Looking from this side he doesn’t have that and he doesn’t have much more color on the other side.This ram (15062) has plenty of color, but his horns are much too narrow. They will grow right into his neck or face as they grow larger.
Here is another with good color, but those horns are even more fused than the ones above. See that 5th horn on the right (the ram’s left side)? People like to say that Jacob sheep can have 6 horns, but I have never seen one with 6 good horns. This is more my experience. Here is a ram (15030) with decent horn spacing and nice fleece. There is a bit of a problem with the lower horns because at this time they look as though they are going to grow right into his jaw. Sometimes horns with a tight curl like that get broken off when the ram is still young and then they grow out OK. Whether or not his horns would turn out all right, upon closer inspection (hands-on) I discovered that this ram has freckled fleece. That makes a gorgeous handspinning fleece, but it is not appropriate for a breeding ram, and in fact, the JSBA Breed Standard states that “excessive freckling in the white wool of young animals” makes them ineligible for registration.

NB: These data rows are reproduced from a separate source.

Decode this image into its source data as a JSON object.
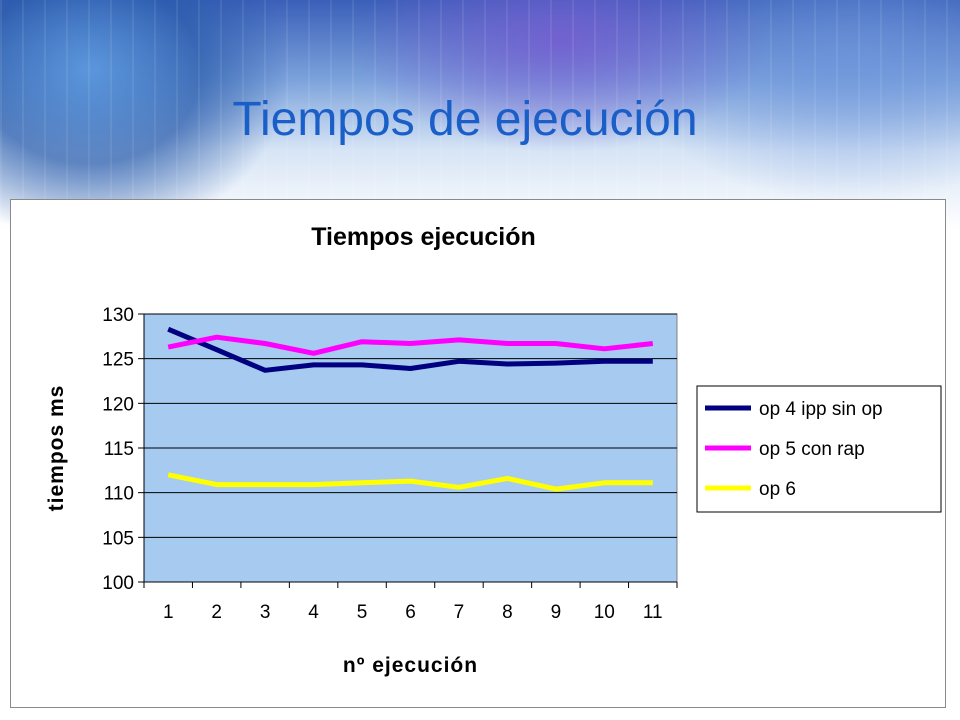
{
  "slide": {
    "title": "Tiempos de ejecución"
  },
  "chart_data": {
    "type": "line",
    "title": "Tiempos ejecución",
    "xlabel": "nº ejecución",
    "ylabel": "tiempos ms",
    "categories": [
      "1",
      "2",
      "3",
      "4",
      "5",
      "6",
      "7",
      "8",
      "9",
      "10",
      "11"
    ],
    "ylim": [
      100,
      130
    ],
    "yticks": [
      100,
      105,
      110,
      115,
      120,
      125,
      130
    ],
    "grid": true,
    "plot_background": "#a6caf0",
    "legend_position": "right",
    "series": [
      {
        "name": "op 4  ipp sin op",
        "color": "#000080",
        "values": [
          128.3,
          126.0,
          123.7,
          124.3,
          124.3,
          123.9,
          124.7,
          124.4,
          124.5,
          124.7,
          124.7
        ]
      },
      {
        "name": "op 5 con rap",
        "color": "#ff00ff",
        "values": [
          126.3,
          127.4,
          126.7,
          125.6,
          126.9,
          126.7,
          127.1,
          126.7,
          126.7,
          126.1,
          126.7
        ]
      },
      {
        "name": "op 6",
        "color": "#ffff00",
        "values": [
          112.0,
          110.9,
          110.9,
          110.9,
          111.1,
          111.3,
          110.6,
          111.6,
          110.4,
          111.1,
          111.1
        ]
      }
    ]
  }
}
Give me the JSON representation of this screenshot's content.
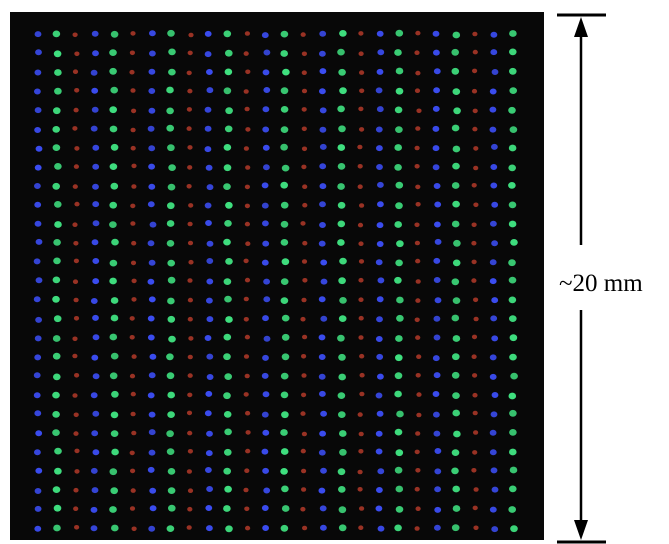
{
  "image": {
    "content": "led-dot-matrix-array-photo",
    "background_color": "#080808",
    "led_colors": [
      "#3b4df2",
      "#3fe07f",
      "#c9402e"
    ],
    "grid": {
      "columns": 26,
      "rows": 27
    }
  },
  "scale_bar": {
    "label": "~20 mm",
    "color": "#000000"
  }
}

How about this ram (15070)? Widespread horns. Not a lot of color but it is over 15% and passable (I think). But I haven’t really considered him because he is so much smaller than the other sheep. Granted, he is younger than many, but I don’t want to choose one of the smaller rams in the lamb crop as my breeding ram. This is where being able to keep them awhile longer might aid in evaluation.That 2-horn ram (15022) in the middle is a good sized lilac ram and we all had our eyes on him from the beginning. Unfortunately I think that his horn set is also narrow. This is another one that could benefit from time to find out how the horns actually do grow out.
Here is a ram (15025) that might make a nice ram to keep. The two-horn ram in the middle of this photo is Nash, a lilac ram with nice horns and a beautiful fleece. He was Champion Ram at Black Sheep Gathering in June.
The rest of the ram lambs are shown at this link. However I haven’t updated some of the listings with new photos. I will be removing some of the rams from that page now that I have evaluated them further.